En La pena máxima de Roncagliolo, su protagonista, el fiscal Félix Chacaltana, a quien conocimos en Abril rojo, se enfrenta a una nueva serie de crímenes durante el Mundial de Fútbol de 1978. Es ésta una novela tan realista que no sería concebible si no existiera el cine, y sin embargo, cuando se ruede, no será lo mismo. Y se rodará, seguramente, visto el precedente de la saga de Stieg Larsson. La pena máxima es, además de un absorbente thriller, la crónica negra de un país que se esfuerza por salir de la oscuridad de la dictadura militar del general Velasco Alvarado. El propio Chacaltana, «tiempo antes, seducido por las marchas y los pabellones nacionales, había querido ser militar, pero había quedado descartado de la selección porque era corto de vista y sufría de pie plano».
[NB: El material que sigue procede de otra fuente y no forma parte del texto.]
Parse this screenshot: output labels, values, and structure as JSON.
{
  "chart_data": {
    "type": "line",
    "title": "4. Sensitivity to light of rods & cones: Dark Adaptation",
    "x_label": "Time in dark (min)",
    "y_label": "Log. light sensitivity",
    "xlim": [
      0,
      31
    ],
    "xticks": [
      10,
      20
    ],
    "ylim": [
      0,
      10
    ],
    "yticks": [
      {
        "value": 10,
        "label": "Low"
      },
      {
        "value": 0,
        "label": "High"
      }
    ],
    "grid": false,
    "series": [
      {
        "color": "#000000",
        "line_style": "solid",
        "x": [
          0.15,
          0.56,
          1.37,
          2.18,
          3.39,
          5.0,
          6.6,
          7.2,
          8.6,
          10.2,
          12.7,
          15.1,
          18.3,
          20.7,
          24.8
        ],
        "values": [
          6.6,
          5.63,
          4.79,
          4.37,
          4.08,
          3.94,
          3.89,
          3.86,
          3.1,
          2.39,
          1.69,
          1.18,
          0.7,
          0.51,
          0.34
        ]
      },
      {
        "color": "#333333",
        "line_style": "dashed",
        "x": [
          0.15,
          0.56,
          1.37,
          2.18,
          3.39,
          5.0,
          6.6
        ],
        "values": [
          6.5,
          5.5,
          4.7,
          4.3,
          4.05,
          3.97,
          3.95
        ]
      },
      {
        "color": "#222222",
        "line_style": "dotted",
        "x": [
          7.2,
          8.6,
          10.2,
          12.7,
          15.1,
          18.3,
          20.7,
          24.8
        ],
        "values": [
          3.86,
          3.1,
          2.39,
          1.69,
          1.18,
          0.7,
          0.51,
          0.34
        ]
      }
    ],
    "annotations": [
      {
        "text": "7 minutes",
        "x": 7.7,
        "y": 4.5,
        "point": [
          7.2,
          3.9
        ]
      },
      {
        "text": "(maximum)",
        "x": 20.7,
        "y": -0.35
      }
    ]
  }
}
Al contrario que La pena máxima, no es el argumento lo que confiere su particular interés a El regate de Rodrigues: una historia voluntariamente sencilla en la que Murilo Filho, un legendario cronista futbolístico brasileño conocido como el Dickens de Campo Sales, se enfrenta al último partido de su vida, una enfermedad terminal, pero antes tendrá que ajustar cuentas con su hijo Neto, con el que no se habla hace veintiséis años. Muchas cosas separan a padre e hijo (música, moda, política, costumbres), pero «son prácticamente indisolubles los lazos forjados en la infancia en torno a los colores de una camiseta, al culto a ídolos vivos o muertos, al frenesí terrible de apretarse al lado entre miles de seres humanos reducidos a aullidos primarios».

Sucede que, aquí, los hechos (y el fútbol) significan más que «la triste historia de abandono paterno y abnegación materna», y es por eso que Murilo Filho pasa sus últimos días de vida contando historias de los futbolistas del pasado y buscando en el deporte rey una imagen de la nacionalidad brasileña: «Hasta aquel momento [la llegada del fútbol] no era bien a bien un país, más bien una vastedad de tierras divididas entre unos pocos propietarios. [...] ¿Cómo convertir esa suprema indecencia, ese putero a cielo abierto, en un país? ¿Imposible, dices? Eso parecía, eso parecía. Entonces alguien consiguió una pelota, se pusieron once a cada lado, otro pirado agarró un micrófono y ya estaba embelleciendo las jugadas más toscas con unas estridencias ridículas de retóricas. Listo: mitad fútbol, mitad prosopopeya, había nacido Brasil. [...] Aquello que Pasolini llamó fútbol-

poesía en oposición al fútbolprosa de los ingleses». El regate es todo un festín que entra ya, sin distinción de géneros, en el ámbito de lo clásico.